GPU acceleration: set JINA_TAG=gpu in .env and add runtime: nvidia to the Jina service in docker-compose.yml. Throughput scales with batch size. Useful for high-volume ingest pipelines where CPU inference becomes the bottleneck.
Port conflicts: override ES_PORT, KIBANA_PORT, JINA_PORT, and READER_PORT in .env before the first run. The preflight check will flag any conflicts but cannot resolve them automatically.

FAQ

Which Jina model should I use?

The default jina-embeddings-v5-text-nano runs on CPU and is the right starting point for most deployments. For multilingual workloads requiring higher accuracy across 89 languages, switch to jina-embeddings-v3 (570M params, 1024-dimensional vectors), documented in arXiv 2409.10173. Set JINA_MODEL in .env and re-run bootstrap.
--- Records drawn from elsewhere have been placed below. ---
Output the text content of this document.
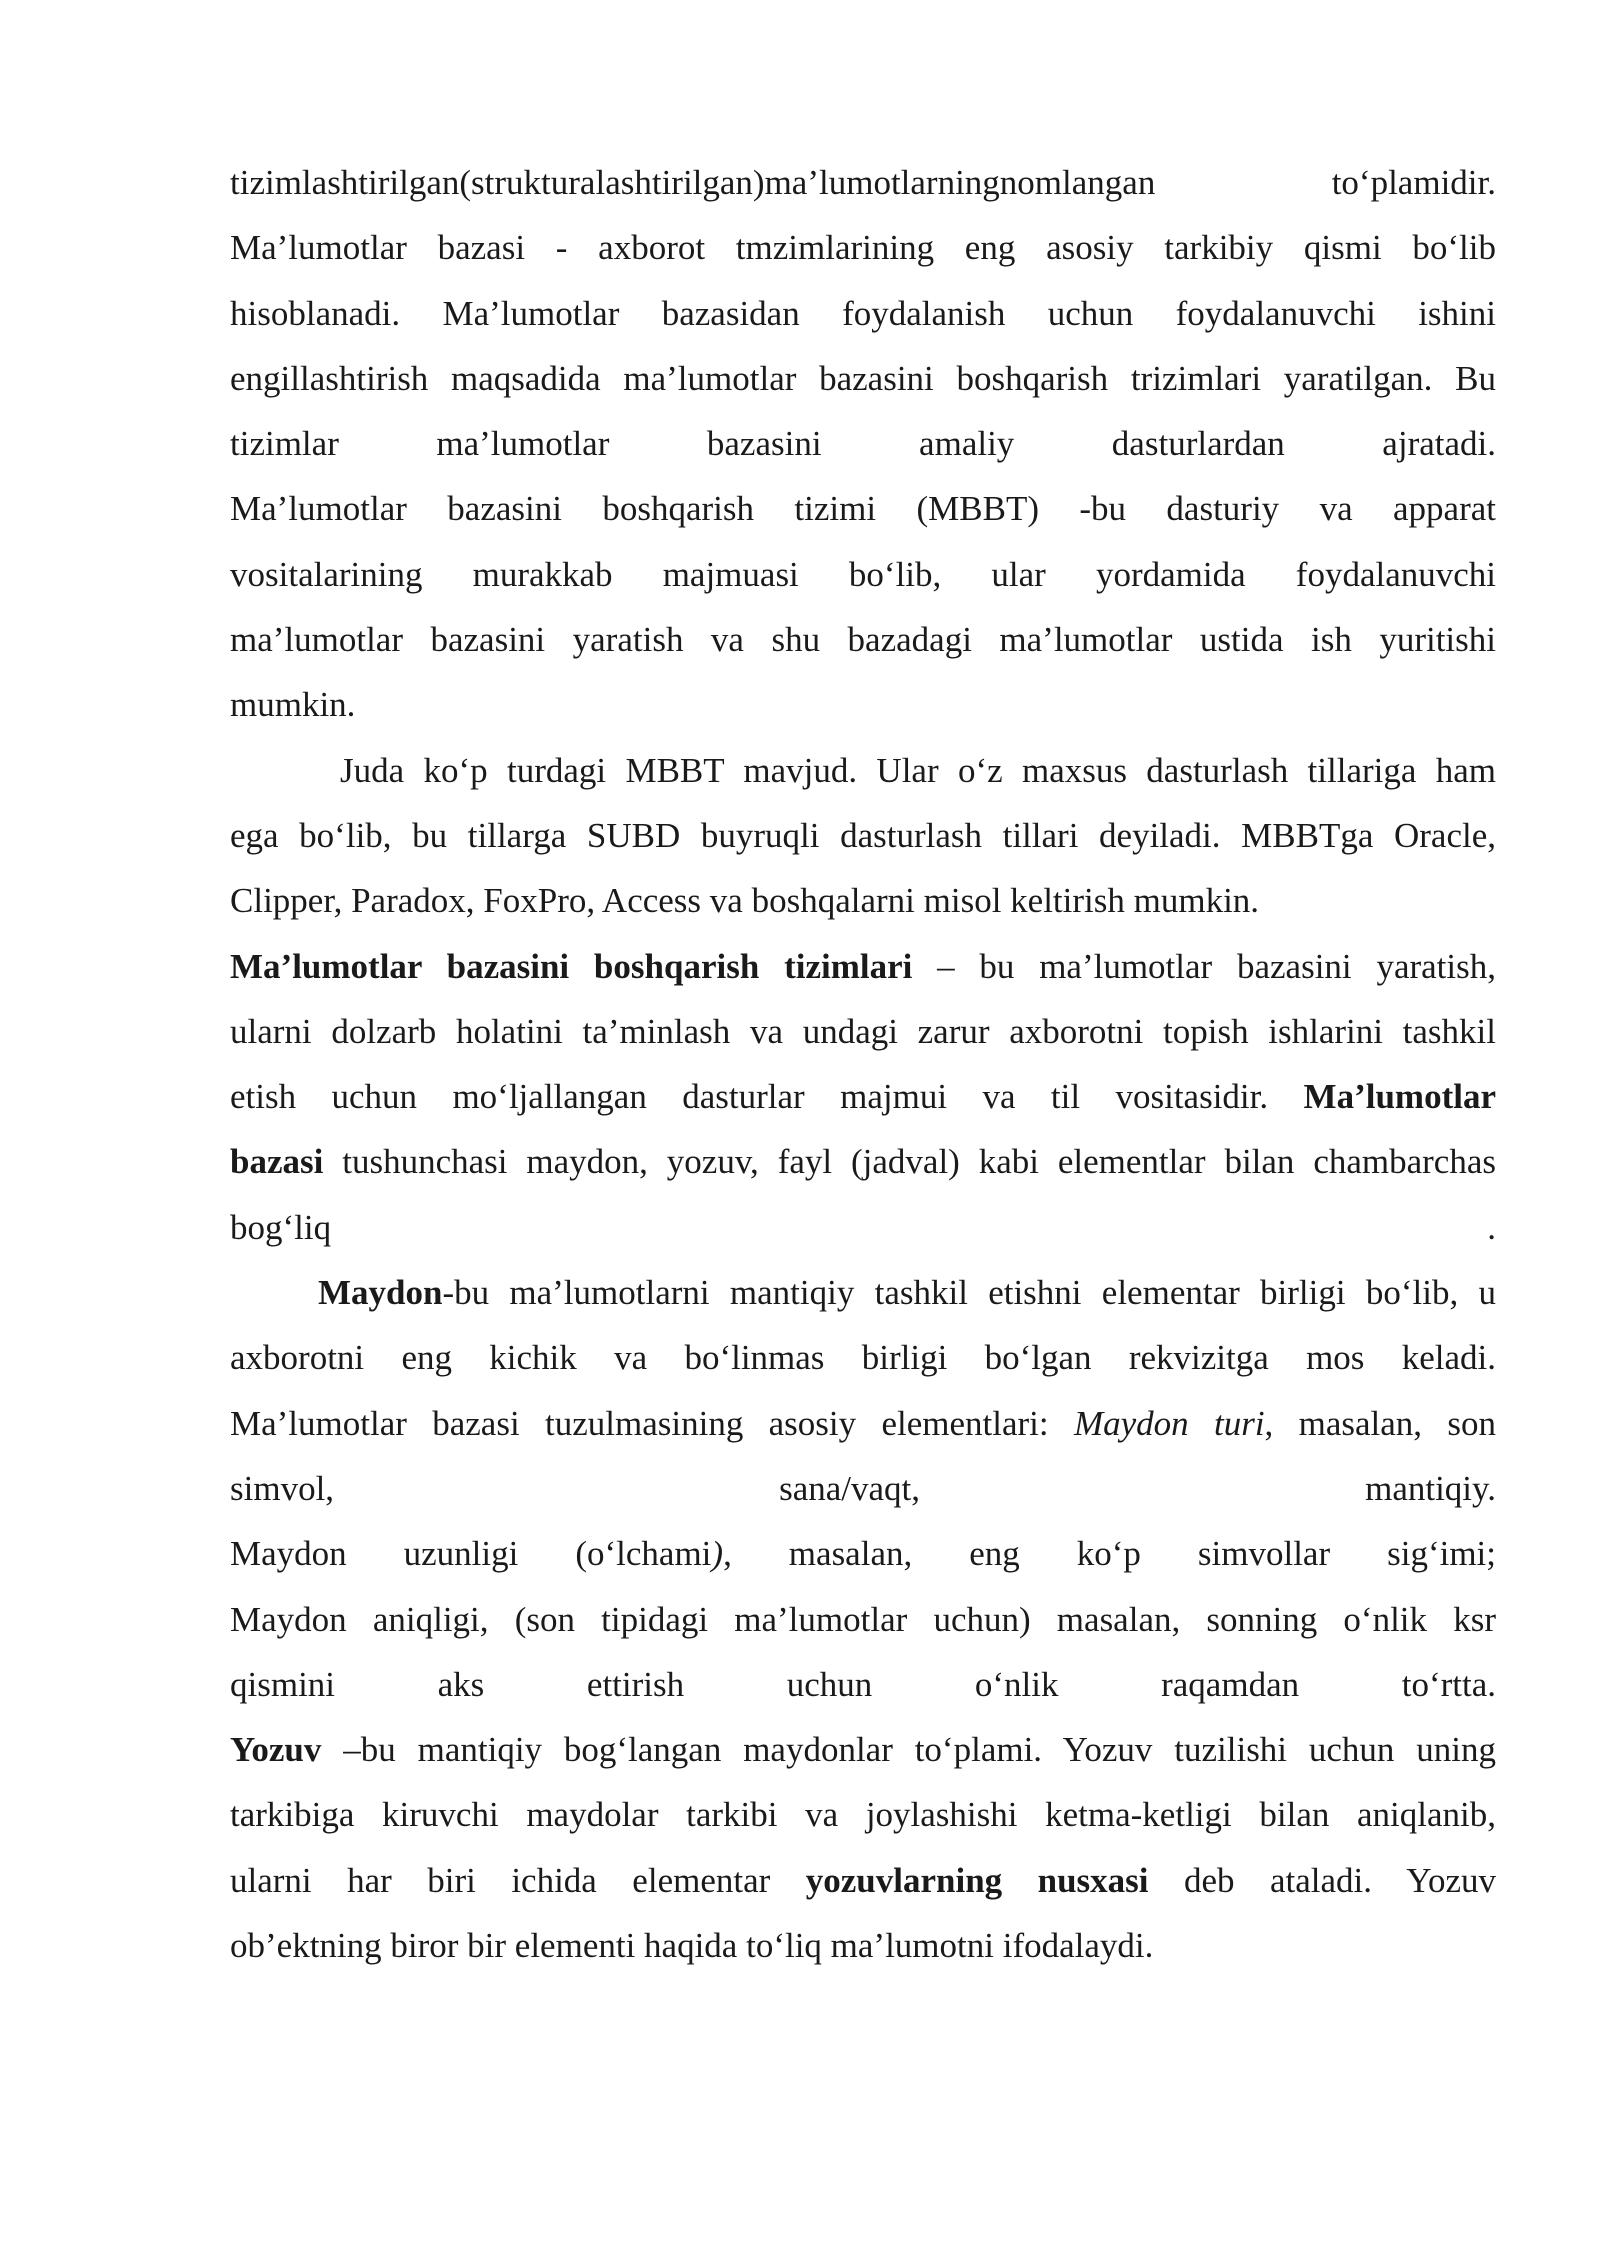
tizimlashtirilgan(strukturalashtirilgan)ma’lumotlarningnomlangan to‘plamidir.
Ma’lumotlar bazasi - axborot tmzimlarining eng asosiy tarkibiy qismi bo‘lib
hisoblanadi. Ma’lumotlar bazasidan foydalanish uchun foydalanuvchi ishini
engillashtirish maqsadida ma’lumotlar bazasini boshqarish trizimlari yaratilgan. Bu
tizimlar ma’lumotlar bazasini amaliy dasturlardan ajratadi.
Ma’lumotlar bazasini boshqarish tizimi (MBBT) -bu dasturiy va apparat
vositalarining murakkab majmuasi bo‘lib, ular yordamida foydalanuvchi
ma’lumotlar bazasini yaratish va shu bazadagi ma’lumotlar ustida ish yuritishi
mumkin.
Juda ko‘p turdagi MBBT mavjud. Ular o‘z maxsus dasturlash tillariga ham
ega bo‘lib, bu tillarga SUBD buyruqli dasturlash tillari deyiladi. MBBTga Oracle,
Clipper, Paradox, FoxPro, Access va boshqalarni misol keltirish mumkin.
Ma’lumotlar bazasini boshqarish tizimlari – bu ma’lumotlar bazasini yaratish,
ularni dolzarb holatini ta’minlash va undagi zarur axborotni topish ishlarini tashkil
etish uchun mo‘ljallangan dasturlar majmui va til vositasidir. Ma’lumotlar
bazasi tushunchasi maydon, yozuv, fayl (jadval) kabi elementlar bilan chambarchas
bog‘liq	.
Maydon-bu ma’lumotlarni mantiqiy tashkil etishni elementar birligi bo‘lib, u
axborotni eng kichik va bo‘linmas birligi bo‘lgan rekvizitga mos keladi.
Ma’lumotlar bazasi tuzulmasining asosiy elementlari: Maydon turi, masalan, son
simvol, sana/vaqt, mantiqiy.
Maydon uzunligi (o‘lchami), masalan, eng ko‘p simvollar sig‘imi;
Maydon aniqligi, (son tipidagi ma’lumotlar uchun) masalan, sonning o‘nlik ksr
qismini aks ettirish uchun o‘nlik raqamdan to‘rtta.
Yozuv –bu mantiqiy bog‘langan maydonlar to‘plami. Yozuv tuzilishi uchun uning
tarkibiga kiruvchi maydolar tarkibi va joylashishi ketma-ketligi bilan aniqlanib,
ularni har biri ichida elementar yozuvlarning nusxasi deb ataladi. Yozuv
ob’ektning biror bir elementi haqida to‘liq ma’lumotni ifodalaydi.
Can this run on Elastic Kubernetes Operator (ECK)?

Yes. The PUT _inference call is identical on ECK. Replace http://HOST_IP:8080 with the Kubernetes Service DNS name of your Jina deployment. All index mappings, semantic_text fields, and search queries carry over without modification. No application-layer changes required.

How do I update the embedding model without reindexing everything?

You cannot avoid reindexing. Delete the old inference endpoint, create the new one with the updated model, then use the Reindex API to copy documents into a new index — or use an alias swap for zero-downtime cutover. The semantic_text field regenerates vectors at ingest for each new document; existing vectors cannot be reused across models.

Does `semantic_text` work with the `custom` inference service?

Yes. Use the custom service if the openai-compatible request/response shape does not fit your embedding server. The custom service supports full header, URL, and body templating. The semantic_text field works with any inference endpoint regardless of service type — the field only sees the inference endpoint ID, not the underlying transport.

Where to Go From Here

This stack is a starting point. It demonstrates that production-grade semantic search inside a network perimeter is achievable without a custom build — four containers, one command, and the same Elasticsearch APIs your team already knows.

The same inference contract that runs on a laptop with make run-all runs on a 10-node ECK cluster with a Kubernetes Service URL swap. That portability is what makes the pattern worth building on. The index mappings, semantic_text field declarations, and hybrid RRF queries are identical whether the stack runs on a developer machine or in a sovereign cloud deployment.

Clone the repo, set your passwords in .env, and run make run-all:

https://github.com/adekoyadapo/es-jin-airgaped

The verify step at the end runs 16 automated checks. If all 16 pass, the stack is working end-to-end. That is a reasonable baseline before adapting it to your own data and deployment target.